Sen. Lindsey Graham, the chairman of the Republican-led Senate Judiciary Committee, will grant a request by Democrats on the panel to invite former special counsel Robert Mueller to testify about his investigation into the Trump campaign.
Sunday's news follows a Washington Post op-ed Mueller published Saturday, the day after President Donald Trump rocked the legal world when he commuted longtime friend and adviser Roger Stone's 40-month prison sentence for obstructing a congressional investigation into the president.
"Stone was prosecuted and convicted because he committed federal crimes," Mueller wrote, defending his work after a year of silence. "He remains a convicted felon — and rightly so."
Shortly afterwards, a top Mueller prosecutor announced that he was writing a memoir about the investigation and its failures to "do more." The book, titled "Where Law Ends," will be published one month before the election.
Graham made his announcement on Twitter.
"Apparently Mr. Mueller is willing - and also capable - of defending the Mueller investigation through an oped in the Washington Post," Graham wrote.
"Democrats on the Senate Judiciary Committee have previously requested Mr. Mueller appear before the Senate Judiciary Committee to testify about his investigation," he added. "That request will be granted."
Though Mueller testified before the House Judiciary and Intelligence Committees in back-to-back hearings last July, Graham and Senate Republicans rejected Democratic demands to call the former FBI director, saying it was time to move on from the Russia investigation.
"I made sure that Mueller was able to do his job without interference," Graham told CNN in April 2019. "The Mueller report is over for me. Done."

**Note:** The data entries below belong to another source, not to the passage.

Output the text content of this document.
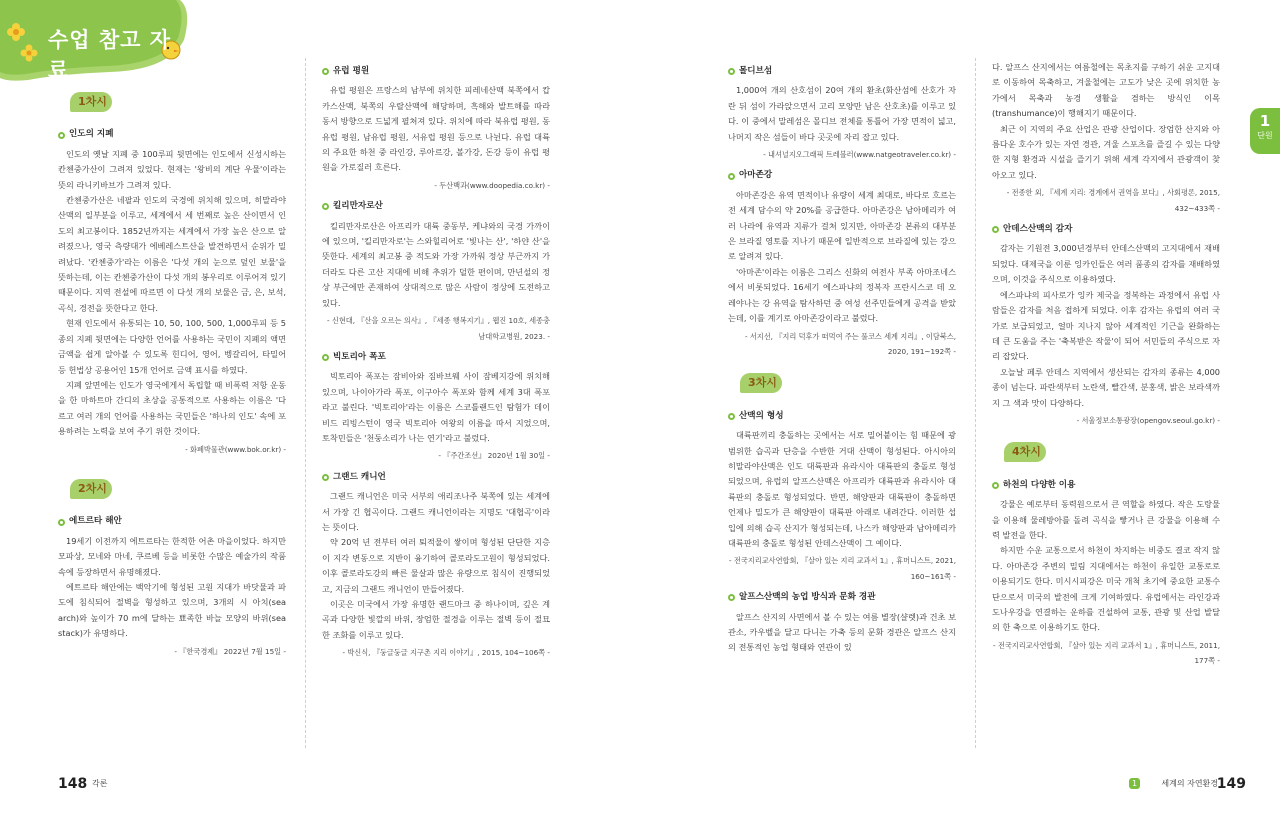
수업 참고 자료
1
단원
1차시
인도의 지폐

인도의 옛날 지폐 중 100루피 뒷면에는 인도에서 신성시하는 칸첸중가산이 그려져 있었다. 현재는 '왕비의 계단 우물'이라는 뜻의 라니키바브가 그려져 있다.

칸첸중가산은 네팔과 인도의 국경에 위치해 있으며, 히말라야산맥의 일부분을 이루고, 세계에서 세 번째로 높은 산이면서 인도의 최고봉이다. 1852년까지는 세계에서 가장 높은 산으로 알려졌으나, 영국 측량대가 에베레스트산을 발견하면서 순위가 밀려났다. '칸첸중가'라는 이름은 '다섯 개의 눈으로 덮인 보물'을 뜻하는데, 이는 칸첸중가산이 다섯 개의 봉우리로 이루어져 있기 때문이다. 지역 전설에 따르면 이 다섯 개의 보물은 금, 은, 보석, 곡식, 경전을 뜻한다고 한다.

현재 인도에서 유통되는 10, 50, 100, 500, 1,000루피 등 5종의 지폐 뒷면에는 다양한 언어를 사용하는 국민이 지폐의 액면 금액을 쉽게 알아볼 수 있도록 힌디어, 영어, 벵갈리어, 타밀어 등 헌법상 공용어인 15개 언어로 금액 표시를 하였다.

지폐 앞면에는 인도가 영국에게서 독립할 때 비폭력 저항 운동을 한 마하트마 간디의 초상을 공통적으로 사용하는 이름은 '다르고 여러 개의 언어를 사용하는 국민들은 '하나의 인도' 속에 포용하려는 노력을 보여 주기 위한 것이다.

- 화폐박물관(www.bok.or.kr) -
2차시
에트르타 해안

19세기 이전까지 에트르타는 한적한 어촌 마을이었다. 하지만 모파상, 모네와 마네, 쿠르베 등을 비롯한 수많은 예술가의 작품 속에 등장하면서 유명해졌다.

에트르타 해안에는 백악기에 형성된 고원 지대가 바닷물과 파도에 침식되어 절벽을 형성하고 있으며, 3개의 시 아치(sea arch)와 높이가 70 m에 달하는 뾰족한 바늘 모양의 바위(sea stack)가 유명하다.

- 『한국경제』 2022년 7월 15일 -
유럽 평원

유럽 평원은 프랑스의 남부에 위치한 피레네산맥 북쪽에서 캅카스산맥, 북쪽의 우랄산맥에 해당하며, 흑해와 발트해를 따라 동서 방향으로 드넓게 펼쳐져 있다. 위치에 따라 북유럽 평원, 동유럽 평원, 남유럽 평원, 서유럽 평원 등으로 나뉜다. 유럽 대륙의 주요한 하천 중 라인강, 루아르강, 볼가강, 돈강 등이 유럽 평원을 가로질러 흐른다.

- 두산백과(www.doopedia.co.kr) -
킬리만자로산

킬리만자로산은 아프리카 대륙 중동부, 케냐와의 국경 가까이에 있으며, '킬리만자로'는 스와힐리어로 '빛나는 산', '하얀 산'을 뜻한다. 세계의 최고봉 중 적도와 가장 가까워 정상 부근까지 가더라도 다른 고산 지대에 비해 추위가 덜한 편이며, 만년설의 정상 부근에만 존재하여 상대적으로 많은 사람이 정상에 도전하고 있다.

- 신현대, 『산을 오르는 의사』, 『세종 행복지기』, 웹진 10호, 세종충남대학교병원, 2023. -
빅토리아 폭포

빅토리아 폭포는 잠비아와 짐바브웨 사이 잠베지강에 위치해 있으며, 나이아가라 폭포, 이구아수 폭포와 함께 세계 3대 폭포라고 불린다. '빅토리아'라는 이름은 스코틀랜드인 탐험가 데이비드 리빙스턴이 영국 빅토리아 여왕의 이름을 따서 지었으며, 토착민들은 '천둥소리가 나는 연기'라고 불렀다.

- 『주간조선』 2020년 1월 30일 -
그랜드 캐니언

그랜드 캐니언은 미국 서부의 애리조나주 북쪽에 있는 세계에서 가장 긴 협곡이다. 그랜드 캐니언이라는 지명도 '대협곡'이라는 뜻이다.

약 20억 년 전부터 여러 퇴적물이 쌓이며 형성된 단단한 지층이 지각 변동으로 지반이 융기하여 콜로라도고원이 형성되었다. 이후 콜로라도강의 빠른 물살과 많은 유량으로 침식이 진행되었고, 지금의 그랜드 캐니언이 만들어졌다.

이곳은 미국에서 가장 유명한 랜드마크 중 하나이며, 깊은 계곡과 다양한 빛깔의 바위, 장엄한 절경을 이루는 절벽 등이 절묘한 조화를 이루고 있다.

- 박신식, 『둥글둥글 지구촌 지리 이야기』, 2015, 104~106쪽 -
몰디브섬

1,000여 개의 산호섬이 20여 개의 환초(화산섬에 산호가 자란 뒤 섬이 가라앉으면서 고리 모양만 남은 산호초)를 이루고 있다. 이 중에서 말레섬은 몰디브 전체를 통틀어 가장 면적이 넓고, 나머지 작은 섬들이 바다 곳곳에 자리 잡고 있다.

- 내셔널지오그래픽 트레블러(www.natgeotraveler.co.kr) -
아마존강

아마존강은 유역 면적이나 유량이 세계 최대로, 바다로 흐르는 전 세계 담수의 약 20%를 공급한다. 아마존강은 남아메리카 여러 나라에 유역과 지류가 걸쳐 있지만, 아마존강 본류의 대부분은 브라질 영토를 지나기 때문에 일반적으로 브라질에 있는 강으로 알려져 있다.

'아마존'이라는 이름은 그리스 신화의 여전사 부족 아마조네스에서 비롯되었다. 16세기 에스파냐의 정복자 프란시스코 데 오레야나는 강 유역을 탐사하던 중 여성 선주민들에게 공격을 받았는데, 이를 계기로 아마존강이라고 불렀다.

- 서지선, 『지리 덕후가 떠먹여 주는 풀코스 세계 지리』, 이담북스, 2020, 191~192쪽 -
3차시
산맥의 형성

대륙판끼리 충돌하는 곳에서는 서로 밀어붙이는 힘 때문에 광범위한 습곡과 단층을 수반한 거대 산맥이 형성된다. 아시아의 히말라야산맥은 인도 대륙판과 유라시아 대륙판의 충돌로 형성되었으며, 유럽의 알프스산맥은 아프리카 대륙판과 유라시아 대륙판의 충돌로 형성되었다. 반면, 해양판과 대륙판이 충돌하면 언제나 밀도가 큰 해양판이 대륙판 아래로 내려간다. 이러한 섭입에 의해 습곡 산지가 형성되는데, 나스카 해양판과 남아메리카 대륙판의 충돌로 형성된 안데스산맥이 그 예이다.

- 전국지리교사연합회, 『살아 있는 지리 교과서 1』, 휴머니스트, 2021, 160~161쪽 -
알프스산맥의 농업 방식과 문화 경관

알프스 산지의 사면에서 볼 수 있는 여름 별장(샬렛)과 건초 보관소, 카우벨을 달고 다니는 가축 등의 문화 경관은 알프스 산지의 전통적인 농업 형태와 연관이 있

다. 알프스 산지에서는 여름철에는 목초지를 구하기 쉬운 고지대로 이동하여 목축하고, 겨울철에는 고도가 낮은 곳에 위치한 농가에서 목축과 농경 생활을 겸하는 방식인 이목(transhumance)이 행해지기 때문이다.

최근 이 지역의 주요 산업은 관광 산업이다. 장엄한 산지와 아름다운 호수가 있는 자연 경관, 겨울 스포츠를 즐길 수 있는 다양한 지형 환경과 시설을 즐기기 위해 세계 각지에서 관광객이 찾아오고 있다.

- 전종한 외, 『세계 지리: 경계에서 권역을 보다』, 사회평론, 2015, 432~433쪽 -
안데스산맥의 감자

감자는 기원전 3,000년경부터 안데스산맥의 고지대에서 재배되었다. 대제국을 이룬 잉카인들은 여러 품종의 감자를 재배하였으며, 이것을 주식으로 이용하였다.

에스파냐의 피사로가 잉카 제국을 정복하는 과정에서 유럽 사람들은 감자를 처음 접하게 되었다. 이후 감자는 유럽의 여러 국가로 보급되었고, 얼마 지나지 않아 세계적인 기근을 완화하는 데 큰 도움을 주는 '축복받은 작물'이 되어 서민들의 주식으로 자리 잡았다.

오늘날 페루 안데스 지역에서 생산되는 감자의 종류는 4,000종이 넘는다. 파란색부터 노란색, 빨간색, 분홍색, 밝은 보라색까지 그 색과 맛이 다양하다.

- 서울정보소통광장(opengov.seoul.go.kr) -
4차시
하천의 다양한 이용

강물은 예로부터 동력원으로서 큰 역할을 하였다. 작은 도랑물을 이용해 물레방아를 돌려 곡식을 빻거나 큰 강물을 이용해 수력 발전을 한다.

하지만 수운 교통으로서 하천이 차지하는 비중도 결코 작지 않다. 아마존강 주변의 밀림 지대에서는 하천이 유일한 교통로로 이용되기도 한다. 미시시피강은 미국 개척 초기에 중요한 교통수단으로서 미국의 발전에 크게 기여하였다. 유럽에서는 라인강과 도나우강을 연결하는 운하를 건설하여 교통, 관광 및 산업 발달의 한 축으로 이용하기도 한다.

- 전국지리교사연합회, 『살아 있는 지리 교과서 1』, 휴머니스트, 2011, 177쪽 -
148 각론	1	세계의 자연환경
149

But last month Graham signaled a shift when he told his Democratic counterpart on the committee, Sen. Dianne Feinstein of California, that it is "not an unreasonable request" to call someone from Mueller's team, including the former special counsel himself.

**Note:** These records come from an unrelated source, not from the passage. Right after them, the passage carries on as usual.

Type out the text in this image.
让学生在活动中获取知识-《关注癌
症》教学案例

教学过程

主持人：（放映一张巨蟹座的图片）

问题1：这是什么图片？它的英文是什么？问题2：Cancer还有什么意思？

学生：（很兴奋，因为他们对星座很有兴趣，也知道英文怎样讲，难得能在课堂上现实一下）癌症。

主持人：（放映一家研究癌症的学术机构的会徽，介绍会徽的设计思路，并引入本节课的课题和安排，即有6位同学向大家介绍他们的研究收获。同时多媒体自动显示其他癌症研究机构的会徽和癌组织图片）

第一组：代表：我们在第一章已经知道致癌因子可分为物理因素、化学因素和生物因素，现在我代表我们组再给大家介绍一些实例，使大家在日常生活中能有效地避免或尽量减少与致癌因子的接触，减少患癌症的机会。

"I'm not adverse to having somebody from the Mueller team come and tell the committee what they did and how they did it," Graham said. "As a matter of fact, I think that's a really good idea."

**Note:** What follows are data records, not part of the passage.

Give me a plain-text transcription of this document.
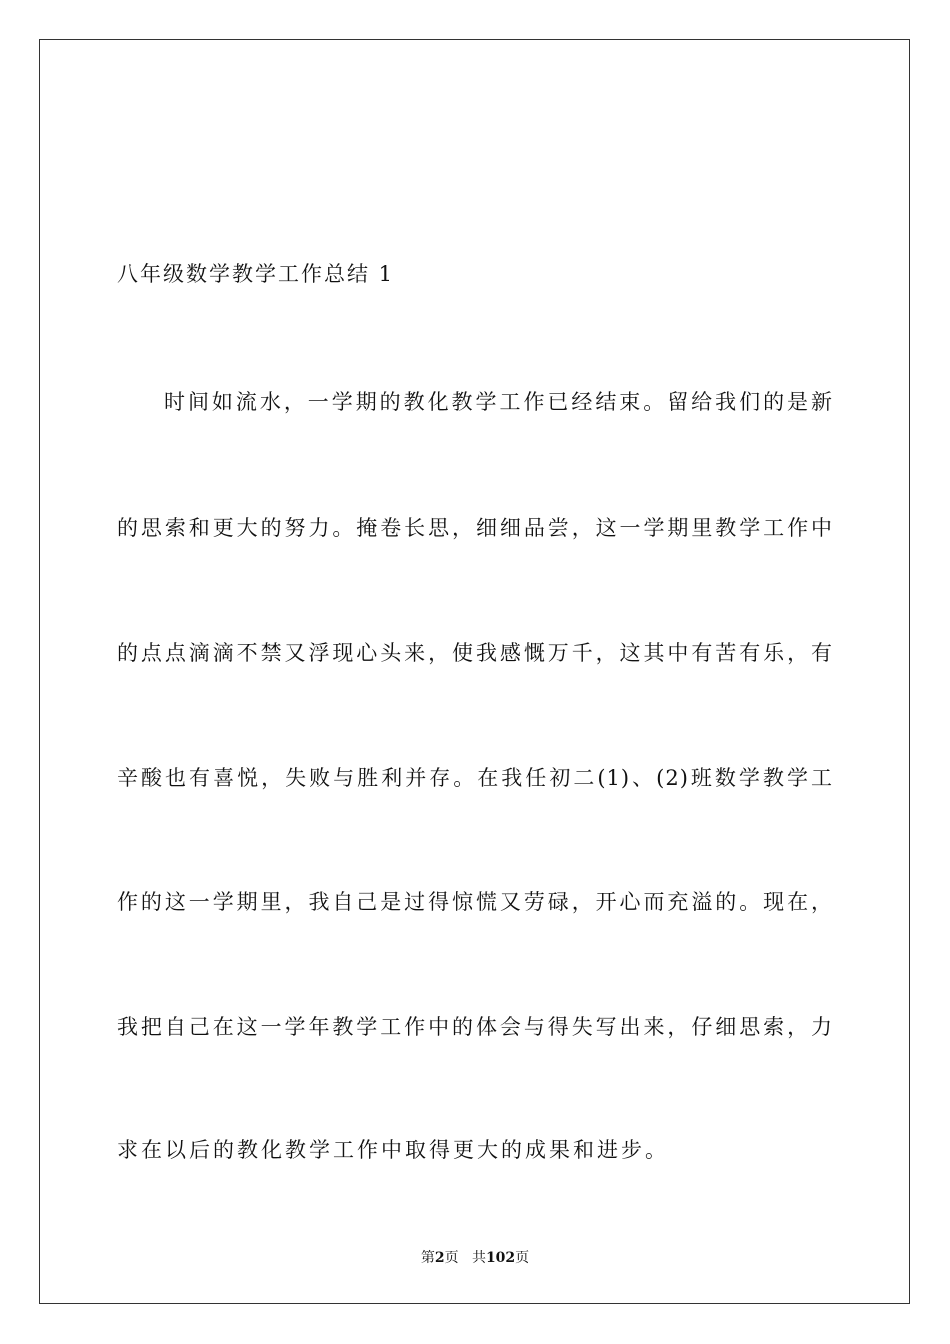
八年级数学教学工作总结 1
时间如流水，一学期的教化教学工作已经结束。留给我们的是新
的思索和更大的努力。掩卷长思，细细品尝，这一学期里教学工作中
的点点滴滴不禁又浮现心头来，使我感慨万千，这其中有苦有乐，有
辛酸也有喜悦，失败与胜利并存。在我任初二(1)、(2)班数学教学工
作的这一学期里，我自己是过得惊慌又劳碌，开心而充溢的。现在，
我把自己在这一学年教学工作中的体会与得失写出来，仔细思索，力
求在以后的教化教学工作中取得更大的成果和进步。
第2页 共102页
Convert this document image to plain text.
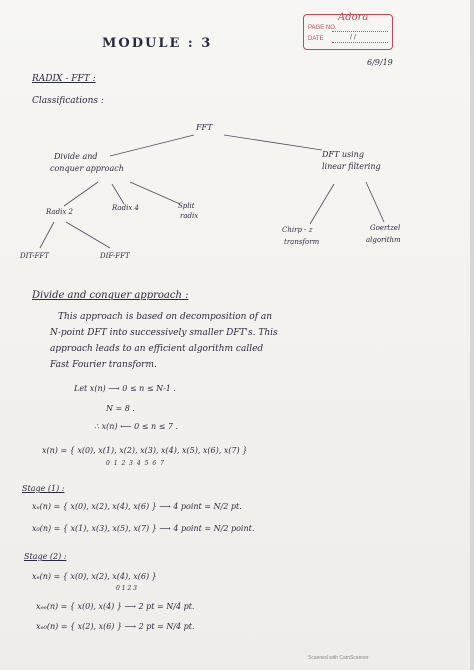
Adora
PAGE NO.
DATE	/ /
MODULE : 3
6/9/19
RADIX - FFT :
Classifications :
FFT
Divide and
conquer approach
DFT using
linear filtering
Radix 2	Radix 4	Split
radix
Chirp - z
transform
Goertzel
algorithm
DIT-FFT	DIF-FFT
Divide and conquer approach :
This approach is based on decomposition of an
N-point DFT into successively smaller DFT's. This
approach leads to an efficient algorithm called
Fast Fourier transform.
Let x(n) ⟶ 0 ≤ n ≤ N-1 .
N = 8 .
∴ x(n) ⟵ 0 ≤ n ≤ 7 .
x(n) = { x(0), x(1), x(2), x(3), x(4), x(5), x(6), x(7) }
0 1 2 3 4 5 6 7
Stage (1) :
xₑ(n) = { x(0), x(2), x(4), x(6) } ⟶ 4 point = N/2 pt.
x₀(n) = { x(1), x(3), x(5), x(7) } ⟶ 4 point = N/2 point.
Stage (2) :
xₑ(n) = { x(0), x(2), x(4), x(6) }
0 1 2 3
xₑₑ(n) = { x(0), x(4) } ⟶ 2 pt = N/4 pt.
xₑ₀(n) = { x(2), x(6) } ⟶ 2 pt = N/4 pt.
Scanned with CamScanner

"As to Mr. Mueller: If you want to call him, I will," Graham later added. "I would just ask you to think twice about that."
Former Deputy Attorney General Rod Rosenstein appointed Mueller in May 2017 to take over the Russia investigation after Trump fired FBI Director James Comey.
Over the next two years, Mueller's team secured eight guilty pleas or convictions, including four Trump campaign advisers. The investigation served its final indictment to Stone, in January 2019.
Mueller also indicted more than two dozen Russian entities and individuals, including senior intelligence officers, and documented at least ten instances of possible obstruction of justice by the president.
While Graham's about-face drew speculation from some that "the rats are leaving the sinking ship," the chair of the House Intelligence Committee Chairman, Rep. Adam Schiff, D-Calif., cautioned otherwise.
"I suspect all Lindsey Graham wants to do is continue his counter-factual," Schiff told CNN. "That is that Donald Trump was somehow the victim, when Donald Trump was the one inviting Russians to help him get elected in the first place."
Graham, who currently finds himself in an unexpectedly tight re-election race, acceded to Republican demands in May to call former Obama officials before the committee to testify about the origins of the Russia probe. He has yet to do so.
Stone's commutation, while not entirely unexpected, was a stunning watershed moment. It appears to have rattled even the famously tight-lipped Mueller team, which refused to comment on the case except on rare occasions.
Former Mueller top prosecutor Andrew Weissmann, who led the investigations and prosecutions of former Trump campaign manager Paul Manafort and top aide Rick Gates, announced that he would publish a book about the Mueller probe following Stone's commutation.
Weissman told the Associated Press that the book, titled "Where Law Ends," will examine the "hard truth" about the investigation: "mistakes" were made and "more" could have been done.
"I am deeply proud of the work we did and of the unprecedented number of people we indicted and convicted — and in record speed. But the hard truth is that we made mistakes," Weissman said. "We could have done more. 'Where Law Ends' documents the choices we made, good and bad, for all to see and judge and learn from
"This is the story of our investigation into how our democracy was attacked by Russia and how those who condoned and ignored that assault undermined our ability to uncover the truth," he continued. "My obligation as a prosecutor was to follow the facts where they led, using all available tools and undeterred by the onslaught of the president's unique powers to undermine our work."
Mueller submitted his final report last March, which concludes among other things that his investigation did not establish proof of a criminal conspiracy between the Trump campaign and Russian government officials. The report also detailed ten instances in which the president committed prima facie obstruction of justice, but declined to reach a conclusion either way.
"At the same time, if we had confidence after a thorough investigation of the facts that the President clearly did not commit obstruction of justice, we would so state," the report reads in its concluding paragraph. "Based on the facts and the applicable legal standards, we are unable to reach that judgment. Accordingly, while this report does not conclude that the President committed a crime, it also does not exonerate him."
Weissman plans to release the memoir Sept. 29.